The limitations of the approach are sometimes all too apparent. In Warner's update on the Mary and Martha schools of hostessing, for instance, she is not inclined to have her messianic guest belch or dance on the table. Nor is there any chance of the Moses-inspired baby in 'Salvage' being cast back into the proverbial bullrushes.

But if some characters lack autonomy and spontaneity, others have plenty body on them. Acres of ripe, nubile, mainly female flesh are quiveringly manifest, giving vivid contemporaneity and corporeality to the archetypal likes of Eve and Ariadne. And Warner does catch Noah fiddling with himself disgracefully, confirming his daughter-in- law's view that he is a wanker.
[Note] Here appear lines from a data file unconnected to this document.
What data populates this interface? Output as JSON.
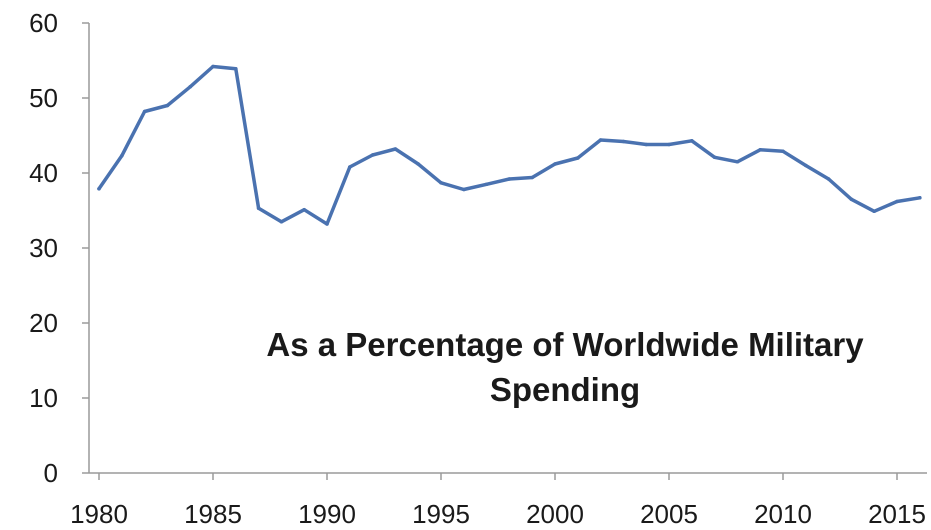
{
  "chart_data": {
    "type": "line",
    "title": "",
    "xlabel": "",
    "ylabel": "",
    "annotation": [
      "As a Percentage of Worldwide Military",
      "Spending"
    ],
    "xlim": [
      1980,
      2016.5
    ],
    "ylim": [
      0,
      60
    ],
    "x_ticks": [
      1980,
      1985,
      1990,
      1995,
      2000,
      2005,
      2010,
      2015
    ],
    "y_ticks": [
      0,
      10,
      20,
      30,
      40,
      50,
      60
    ],
    "grid": false,
    "legend": "none",
    "colors": {
      "line": "#4a72b0",
      "axis": "#9a9a9a",
      "text": "#1a1a1a"
    },
    "series": [
      {
        "x": [
          1980,
          1981,
          1982,
          1983,
          1984,
          1985,
          1986,
          1987,
          1988,
          1989,
          1990,
          1991,
          1992,
          1993,
          1994,
          1995,
          1996,
          1997,
          1998,
          1999,
          2000,
          2001,
          2002,
          2003,
          2004,
          2005,
          2006,
          2007,
          2008,
          2009,
          2010,
          2011,
          2012,
          2013,
          2014,
          2015,
          2016
        ],
        "values": [
          37.9,
          42.3,
          48.2,
          49.0,
          51.5,
          54.2,
          53.9,
          35.3,
          33.5,
          35.1,
          33.2,
          40.8,
          42.4,
          43.2,
          41.2,
          38.7,
          37.8,
          38.5,
          39.2,
          39.4,
          41.2,
          42.0,
          44.4,
          44.2,
          43.8,
          43.8,
          44.3,
          42.1,
          41.5,
          43.1,
          42.9,
          41.0,
          39.2,
          36.5,
          34.9,
          36.2,
          36.7
        ]
      }
    ]
  }
}
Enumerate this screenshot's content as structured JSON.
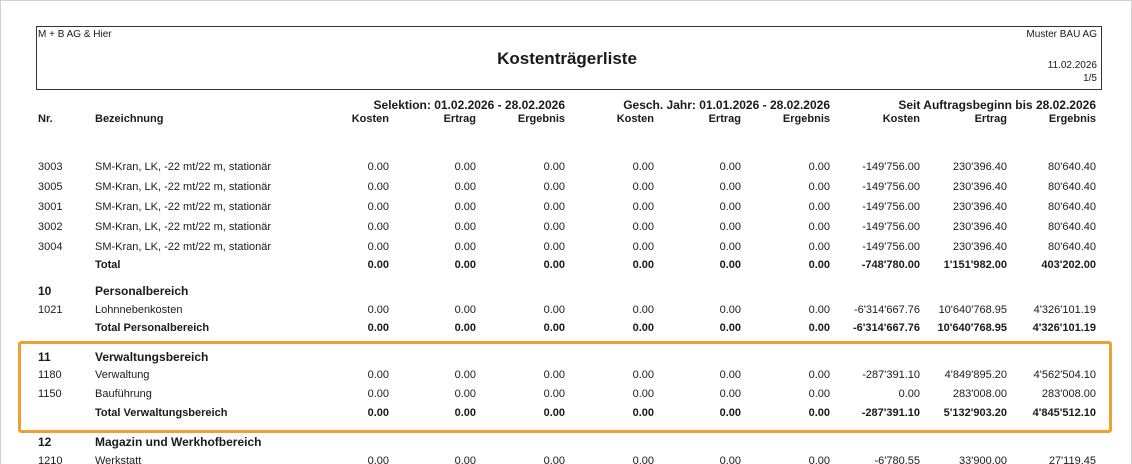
{
  "header": {
    "company_left": "M + B AG & Hier",
    "company_right": "Muster BAU AG",
    "title": "Kostenträgerliste",
    "date": "11.02.2026",
    "page": "1/5"
  },
  "columns": {
    "nr": "Nr.",
    "bezeichnung": "Bezeichnung",
    "groups": [
      "Selektion: 01.02.2026 - 28.02.2026",
      "Gesch. Jahr: 01.01.2026 - 28.02.2026",
      "Seit Auftragsbeginn bis 28.02.2026"
    ],
    "sub": [
      "Kosten",
      "Ertrag",
      "Ergebnis",
      "Kosten",
      "Ertrag",
      "Ergebnis",
      "Kosten",
      "Ertrag",
      "Ergebnis"
    ]
  },
  "rows": [
    {
      "kind": "detail",
      "nr": "3003",
      "label": "SM-Kran, LK, -22 mt/22 m, stationär",
      "values": [
        "0.00",
        "0.00",
        "0.00",
        "0.00",
        "0.00",
        "0.00",
        "-149'756.00",
        "230'396.40",
        "80'640.40"
      ]
    },
    {
      "kind": "detail",
      "nr": "3005",
      "label": "SM-Kran, LK, -22 mt/22 m, stationär",
      "values": [
        "0.00",
        "0.00",
        "0.00",
        "0.00",
        "0.00",
        "0.00",
        "-149'756.00",
        "230'396.40",
        "80'640.40"
      ]
    },
    {
      "kind": "detail",
      "nr": "3001",
      "label": "SM-Kran, LK, -22 mt/22 m, stationär",
      "values": [
        "0.00",
        "0.00",
        "0.00",
        "0.00",
        "0.00",
        "0.00",
        "-149'756.00",
        "230'396.40",
        "80'640.40"
      ]
    },
    {
      "kind": "detail",
      "nr": "3002",
      "label": "SM-Kran, LK, -22 mt/22 m, stationär",
      "values": [
        "0.00",
        "0.00",
        "0.00",
        "0.00",
        "0.00",
        "0.00",
        "-149'756.00",
        "230'396.40",
        "80'640.40"
      ]
    },
    {
      "kind": "detail",
      "nr": "3004",
      "label": "SM-Kran, LK, -22 mt/22 m, stationär",
      "values": [
        "0.00",
        "0.00",
        "0.00",
        "0.00",
        "0.00",
        "0.00",
        "-149'756.00",
        "230'396.40",
        "80'640.40"
      ]
    },
    {
      "kind": "total",
      "label": "Total",
      "values": [
        "0.00",
        "0.00",
        "0.00",
        "0.00",
        "0.00",
        "0.00",
        "-748'780.00",
        "1'151'982.00",
        "403'202.00"
      ]
    },
    {
      "kind": "group",
      "nr": "10",
      "label": "Personalbereich"
    },
    {
      "kind": "detail",
      "nr": "1021",
      "label": "Lohnnebenkosten",
      "values": [
        "0.00",
        "0.00",
        "0.00",
        "0.00",
        "0.00",
        "0.00",
        "-6'314'667.76",
        "10'640'768.95",
        "4'326'101.19"
      ]
    },
    {
      "kind": "total",
      "label": "Total Personalbereich",
      "values": [
        "0.00",
        "0.00",
        "0.00",
        "0.00",
        "0.00",
        "0.00",
        "-6'314'667.76",
        "10'640'768.95",
        "4'326'101.19"
      ]
    },
    {
      "kind": "group",
      "nr": "11",
      "label": "Verwaltungsbereich"
    },
    {
      "kind": "detail",
      "nr": "1180",
      "label": "Verwaltung",
      "values": [
        "0.00",
        "0.00",
        "0.00",
        "0.00",
        "0.00",
        "0.00",
        "-287'391.10",
        "4'849'895.20",
        "4'562'504.10"
      ]
    },
    {
      "kind": "detail",
      "nr": "1150",
      "label": "Bauführung",
      "values": [
        "0.00",
        "0.00",
        "0.00",
        "0.00",
        "0.00",
        "0.00",
        "0.00",
        "283'008.00",
        "283'008.00"
      ]
    },
    {
      "kind": "total",
      "label": "Total Verwaltungsbereich",
      "values": [
        "0.00",
        "0.00",
        "0.00",
        "0.00",
        "0.00",
        "0.00",
        "-287'391.10",
        "5'132'903.20",
        "4'845'512.10"
      ]
    },
    {
      "kind": "group",
      "nr": "12",
      "label": "Magazin und Werkhofbereich"
    },
    {
      "kind": "detail",
      "nr": "1210",
      "label": "Werkstatt",
      "values": [
        "0.00",
        "0.00",
        "0.00",
        "0.00",
        "0.00",
        "0.00",
        "-6'780.55",
        "33'900.00",
        "27'119.45"
      ]
    }
  ]
}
Some of the starting points are wonderfully arcane: a Muslim version of Solomon and the Queen of Sheba which pivots strangely on a trick with mirrors and the question of how hairy her majesty's legs are; a 19th-century case of anorexia fatally exploited by the girl's fanatically religious father to demonstrate that the soul is more vital than the body. Warner's whimsical update of the temptation of Eve takes the form of a tropical fruit drink promotion in a busy supermarket, and a latter-day Ariadne is rescued from the celibate community on Naxos by a botanist travelling by hot-air balloon in search of information on spores. Both of these stories buzz with sensuous imagery and descriptions. When Warner lavishes her verbal largesse, it is frequently in the service of landscapes, procreation and commestibles.

The best character studies and the least proscribed by referents are 'Be My Baby', a disarmingly sympathetic black tale told from the point of view of a babysnatcher, and 'Heartland', in which an ambitious journalist interviewing the daughter of a great 20th- century thinker weighs up her scruples and finds them wanting. And if there is something unsporting about actually headlining stories with text and verse of your allusions - like printing the solution next to the crossword - it at least allows us to preen ourselves afterwards with 'Of course that was reminiscent of Veronesi's Susannah and the Elders', whether we twigged it or not.